TV talk show host Wendy Williams after a brawl – well, another brawl – took place on the Real Housewives of Atlanta apologized to her audience on behalf of black people while expressing her embarrassment of being a black woman. Some people may shake their heads to a remark deemed Uncle Tom-ish. But Williams is one of many blacks, even the most liberal ones, who goes through this whenever members of our people act out in public, because they know that we are constantly judged harshly and unfairly.

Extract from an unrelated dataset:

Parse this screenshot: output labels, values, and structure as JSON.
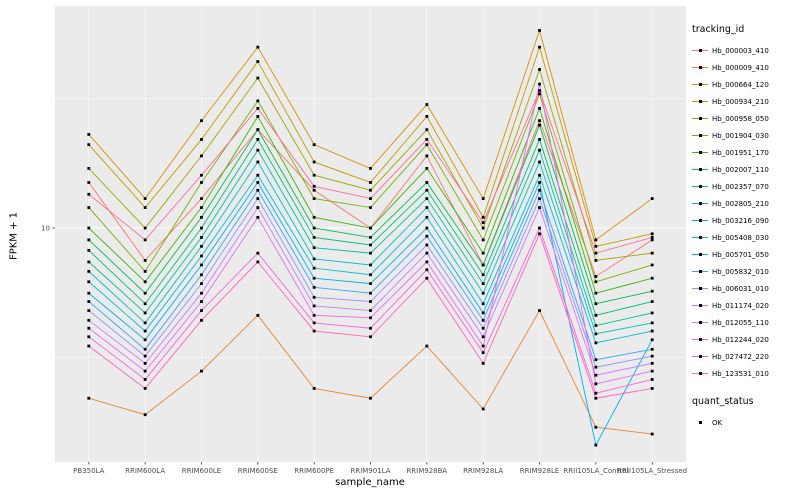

Black people, people of color and Muslims are not afforded the privilege of individuality, especially if it steps outside society’s racist norms often laced in hate. But white people have that privilege whenever something goes down no matter how devastating it is. Whether it’s a mass shooting or a holocaust, whether it’s hanging a noose somewhere or a nuclear disaster, whether it’s child molestation of today or the sins of their ancestors, white folks are still considered individuals.


4 thoughts on “The Privilege of Individuality

  1. Excellent post! But Wendy Williams is out of line “apologizing” for black people because it does two things. 1. It feeds into the negative stereotype this entire post is about in that when one black person screws up, it means we all did. And 2. It only serves to boost the collective ego of non-blacks that we, unlike other ethiniticites and cultures, owe any of them a freaking apology. We don’t. Especially since they never respond in kind when one of “theirs” does something abhorrent.

    1. Exactly! Wendell needs to shut his tired tranny wig-wearing self up! Doesn’t miss man thing always make snide, rude, hateful comments about OTHER black folks especially other black men?!! That apololie was false, stupid and unnecessary.

  2. Remember the young lady that was Trayvon Martin’s friend when they had her on the witness stand and she was eviserated in the media.